Bereits Ende der 90er Jahre hatte die H & J. Jessen Baugesellschaft vom Orden der Kamillianer verschiedene Grundstücke entlang der Kamillianerstraße, der Brunnenstraße und dem Seilerweg erworben und dort straßenbegleitend eine Vielzahl von Ein- und Mehrfamilienhäusern errichtet. So war es nicht verwunderlich, dass sich der Orden und die Kliniken Maria Hilf bereits im Jahre 2012 zuerst an die H & J. Jessen Baugesellschaft wandte, um diese zu befragen, ob sie ein Konzept für die zukünftige Nutzung des Geländes möglichst im sozialen Bereich entwickeln könne. Dabei war auch erklärt worden, dass den im Kloster lebenden Menschen ein Bleiberecht auf Lebzeiten -jedenfalls, wenn diese wollen- garantiert werden müsse.
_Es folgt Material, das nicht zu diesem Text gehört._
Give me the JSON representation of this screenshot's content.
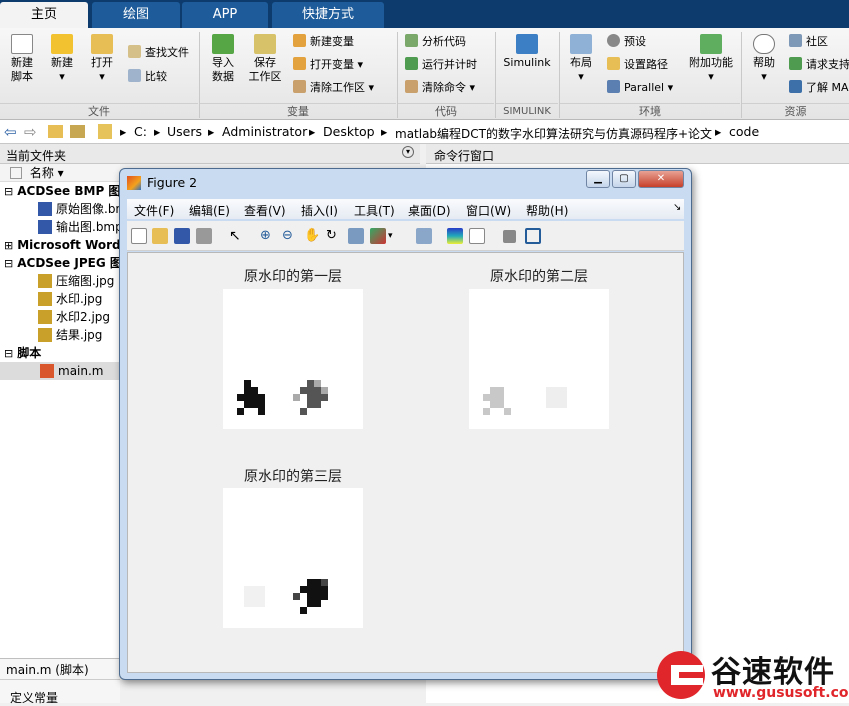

Auf dieser Grundlage entwickelte die H. & J. Jessen Baugesellschaft dann einen Vorschlag, das Gesamtensemble zu erwerben und den denkmalgeschützten Altbau des Krankenhauses zu einer Krankenpflegeschule für die „Akademie für Gesundheitsberufe (KBS)“- einer Tochtergesellschaft der Kliniken Maria Hilf- umzubauen. Für den Neubau des ehemaligen Krankenhauses konnte eine neue Nutzung vereinbart werden, in dem dort ab Anfang des Jahres 2016 durch die Sozial-Holding der Stadt Mönchengladbach GmbH ein Altenpflegeheim mit 81 Plätzen in Einzelzimmern und 12 selbständige Altenwohnungen errichtet wurden.
In dem für Altenheim und Krankenpflegeschulke frei zugänglichen wunderschönen Außenanlagen mit altem Baumbestand war dann noch Platz genug, einen Kindergarten anzusiedeln. Gemeinsam entwickelten die Arbeiterwohlfahrt und die Firma SMS Meer dort die viergruppige Kindertagesstätte “Meerblick“
Bereits zu Beginn des Jahres 2013 hatten sich der seit dem 15.09.1989 allein verantwortliche Krankenhausseelsorger Pater Ferdinand Pützhoven und die H. & J. Jessen Baugesellschaft darüber Gedanken gemacht, wie denn mit der Kirche umgegangen werde, wenn er selbst den Dienst nicht mehr aufrechterhalten könne. Die Lösungen gingen von Wohnungen über Kletterkirche bis hin zu einer näher nicht durchdachten gewerblichen Nutzung.
Alle Beteiligten waren damals wenig davon angetan, dass dieses einmalige Kirchenbauwerk einem eher so profanen Zweck zugeführt werden könne. Da für das gesamte Ensemble seit Beginn der verschiedenen Umnutzungen immer im weiteren Sinne eine soziale Folgenutzung angedacht war, wurde entschieden, die Möglichkeit zu prüfen, ob nicht die Krankenhauskirche in eine Grabeskirche / ein Kolumbarium umgebaut werden könne. Das Ergebnis der Prüfung ist bekannt.
Der Orden der Kamillianer vereinbarte mit dem Bistum Aachen daraufhin, dass das Kirchengebäude am 17.0.2014 entwidmet / profaniert wird. Auf der Grundlage einer gültigen Baugenehmigung und einer entsprechenden baurechtlichen Genehmigung begann dann im Spätsommer des gleichen Jahres der Umbau nach den Plänen der bdmp Architekten & Stadtplaner GmbH.
Durch die feinfühlig eingebrachten Änderungen der mit der Arbeit betrauten Architektin Katja Mehring, sind diese auf den ersten Blick kaum erkennbar. So wurde der Windfang entfernt und die Galerie, die in der Anfangszeit sowohl die Orgel als auch Bettenplätze für den Besuch der Gottesdienste enthielt, in den Kirchenraum hinein verlagert. Die einzelnen Ebenen liegen auf schmalen Säulen, die Transparenz der Konstruktion wird durch die gläsernen Geländer gefördert.
Im Hauptschiff, dem Nebenschiff und auf der Galerie befinden sich die Urnenschränke mit 2.581 Grabkammern; aufgeteilt in Einzel-, Doppel- und Familiengräbern. Zwei Drittel der Kammern sind mit Messingplatten und ein Drittel mit Abdeckungen aus Marmor, der von hinten beleuchtet ist, verschlossen. Dadurch wird eindrucksvoll das von Prof. Böhm gewollte Zusammenspiel von Raum und Licht erhalten.
Die erste beiden Beisetzung fanden am 25.08.2015 statt; die offizielle Eröffnung wurde am 01.11.2015 unter großer Beteiligung der Dahler Bevölkerung gefeiert.